Pratique de l’autonomie illichienne en médecine générale. Histoire de consultation 175.

Il y a toujours un moment où l’on se pose des questions sur la théorie dans sa pratique quotidienne mais il est aussi nécessaire de mettre sa théorie à l’épreuve de sa pratique pour savoir ce qu’il en reste et, surtout, pour se remettre en question.

A mon retour de vacances je revois Madame A, 37 ans, que, pour des raisons pratiques tenant à l’exposé des faits (vous avez sans doute remarqué qu’il est rare en ce blog que je fournisse des indications ethniques sur les cas cliniques rapportés pour des raisons de confidentialité, certes, mais aussi pour ne pas faire de ces cas cliniques des cas d’école ou des démonstrations qui seraient fondées sur des données seulement sociologiques, culturelles ou… idéologiques et, on me le demande souvent, il est fréquent dans ces cas cliniques qu’un homme soit une femme et vice versa, je fais fi des genres avec mon esprit à la mode que tout le monde m’envie, ce qui fait que j’atteins facilement le point bobo) je vais présenter à la fois comme femme de ménage et comme d’origine malienne (pour les coupeurs de cheveux – crépus- en quatre, elle est née au Mali). Elle consulte avec son mari, manutentionnaire et Malien, et ils arborent (comme on dit dans les romans à deux sous) un beau sourire.

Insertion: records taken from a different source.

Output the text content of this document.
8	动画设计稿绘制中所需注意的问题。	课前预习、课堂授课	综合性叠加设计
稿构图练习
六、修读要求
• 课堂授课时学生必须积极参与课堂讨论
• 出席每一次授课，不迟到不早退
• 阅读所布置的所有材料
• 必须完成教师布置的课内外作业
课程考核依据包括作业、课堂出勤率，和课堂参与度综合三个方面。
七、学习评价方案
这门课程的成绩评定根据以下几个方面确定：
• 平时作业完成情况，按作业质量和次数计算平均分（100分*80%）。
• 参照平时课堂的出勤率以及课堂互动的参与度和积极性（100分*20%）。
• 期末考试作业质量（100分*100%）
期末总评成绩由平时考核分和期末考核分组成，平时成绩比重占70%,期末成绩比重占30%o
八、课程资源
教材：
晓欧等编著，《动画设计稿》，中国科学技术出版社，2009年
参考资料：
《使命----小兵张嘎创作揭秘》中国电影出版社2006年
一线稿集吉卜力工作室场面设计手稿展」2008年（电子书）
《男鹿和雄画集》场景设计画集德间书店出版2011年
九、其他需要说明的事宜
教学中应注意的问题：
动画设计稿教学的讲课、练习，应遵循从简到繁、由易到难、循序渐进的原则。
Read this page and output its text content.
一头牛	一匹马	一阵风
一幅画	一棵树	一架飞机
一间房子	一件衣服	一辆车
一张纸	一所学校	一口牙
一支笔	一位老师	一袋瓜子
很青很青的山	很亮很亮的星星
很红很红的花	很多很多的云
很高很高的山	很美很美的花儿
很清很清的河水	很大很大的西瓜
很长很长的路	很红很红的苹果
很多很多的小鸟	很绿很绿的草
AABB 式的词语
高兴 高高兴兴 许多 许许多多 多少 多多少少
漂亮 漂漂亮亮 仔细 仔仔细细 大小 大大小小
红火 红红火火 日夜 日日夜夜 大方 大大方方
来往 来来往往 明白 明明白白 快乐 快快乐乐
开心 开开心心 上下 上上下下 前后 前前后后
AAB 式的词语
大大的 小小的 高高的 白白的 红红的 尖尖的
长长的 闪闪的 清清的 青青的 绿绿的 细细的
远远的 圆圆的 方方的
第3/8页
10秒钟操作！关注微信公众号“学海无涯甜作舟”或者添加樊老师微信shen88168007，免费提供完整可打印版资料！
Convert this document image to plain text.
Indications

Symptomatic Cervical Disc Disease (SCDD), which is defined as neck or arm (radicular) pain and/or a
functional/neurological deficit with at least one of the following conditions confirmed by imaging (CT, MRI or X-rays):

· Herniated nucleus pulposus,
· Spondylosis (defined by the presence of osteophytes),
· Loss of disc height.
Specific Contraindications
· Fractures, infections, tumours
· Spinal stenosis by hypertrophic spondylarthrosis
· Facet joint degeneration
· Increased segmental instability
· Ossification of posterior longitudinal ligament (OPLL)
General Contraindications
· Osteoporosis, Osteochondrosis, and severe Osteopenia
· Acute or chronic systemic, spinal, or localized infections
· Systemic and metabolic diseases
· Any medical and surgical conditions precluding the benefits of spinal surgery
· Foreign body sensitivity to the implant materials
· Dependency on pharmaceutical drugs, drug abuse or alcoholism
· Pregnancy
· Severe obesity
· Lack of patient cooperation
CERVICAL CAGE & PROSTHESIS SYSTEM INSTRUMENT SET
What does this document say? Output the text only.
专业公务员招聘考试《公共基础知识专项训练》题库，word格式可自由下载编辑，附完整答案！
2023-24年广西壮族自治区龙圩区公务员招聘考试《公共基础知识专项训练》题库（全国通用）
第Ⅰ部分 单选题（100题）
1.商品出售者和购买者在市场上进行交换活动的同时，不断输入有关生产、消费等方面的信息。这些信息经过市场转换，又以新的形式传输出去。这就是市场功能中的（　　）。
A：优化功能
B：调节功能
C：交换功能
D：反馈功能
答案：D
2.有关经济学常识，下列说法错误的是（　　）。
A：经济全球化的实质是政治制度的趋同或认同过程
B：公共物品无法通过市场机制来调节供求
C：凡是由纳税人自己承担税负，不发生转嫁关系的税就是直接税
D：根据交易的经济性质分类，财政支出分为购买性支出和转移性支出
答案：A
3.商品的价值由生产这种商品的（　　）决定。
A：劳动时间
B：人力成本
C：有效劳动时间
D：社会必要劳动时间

Je rappelle quelques éléments de la théorie illichienne qui ont inspiré depuis de nombreuses années  ma réflexion (je réserve pour plus tard la critique d’Ivan Illich par Thomas McKeown dans ‘The role of medicine‘, courte mais passionnante, et ce que cela m’inspire) : la société s’est à tort médicalisée (on peut discuter sur le degré de médicalisation / sur médicalisation comme l’a fait Marc Girard, par exemple à propos du corps des femmes) et on peut s’interroger sur qui a commencé, c’est à dire si la médecine a forcé la société à se médicaliser ou si la société a exigé de la médecine qu’elle règle des problèmes qui, de tout temps, n’étaient pas médicaux ; les adversaires d’Illich prétendent que c’est le progrès qui a rendu des pans de la vie « médicaux » (soigner des infections, surveiller les grossesses ou remplacer des coeurs), Illich a lui tendance à dire que c’est la technique qui a fait miroiter à la société des solutions médicales à des problèmes anthropologiquement non médicaux ; à l’échelle historique et de façon globale l’hygiène est plus déterminante que la médecine pour diminuer la morbi-mortalité (Illich et McKeown sont d’accord sur ce point) mais il faut cependant moduler en fonction des pathologies, des époques et des lieux (j’y reviendrai ailleurs) ; les grandes institutions de la société industrielle (santé, école, transports, énergie) sont contre-productives (rappelons cette statistique effrayante et que nous avons du mal à imaginer : 30 % des patients traités pour une infection à l’hôpital l’ont attrapée durant leur hospitalisation) ; mais venons-on au fait central : Illich préconise l’autonomie de l’individu et de son entourage contre l’hétéronomie de la technique (voir ICI) et il donne des exemples convaincants, d’autant plus convaincants que le corps médical et les industriels ont intérêt à élargir leur champs d’intervention (et de vente) : le deuil de son conjoint est, par exemple, devenu une maladie alors qu’auparavant c’était une situation existentielle qui se traitait en famille ou dans un cercle d’amis ; il faudrait développer à l’infini ce dernier point car le concept d’autonomie est d’une complexité inouïe et peut autant renvoyer à la common decency orwellienne qu’au libertarianisme  états-unien… Fin de la parenthèse. 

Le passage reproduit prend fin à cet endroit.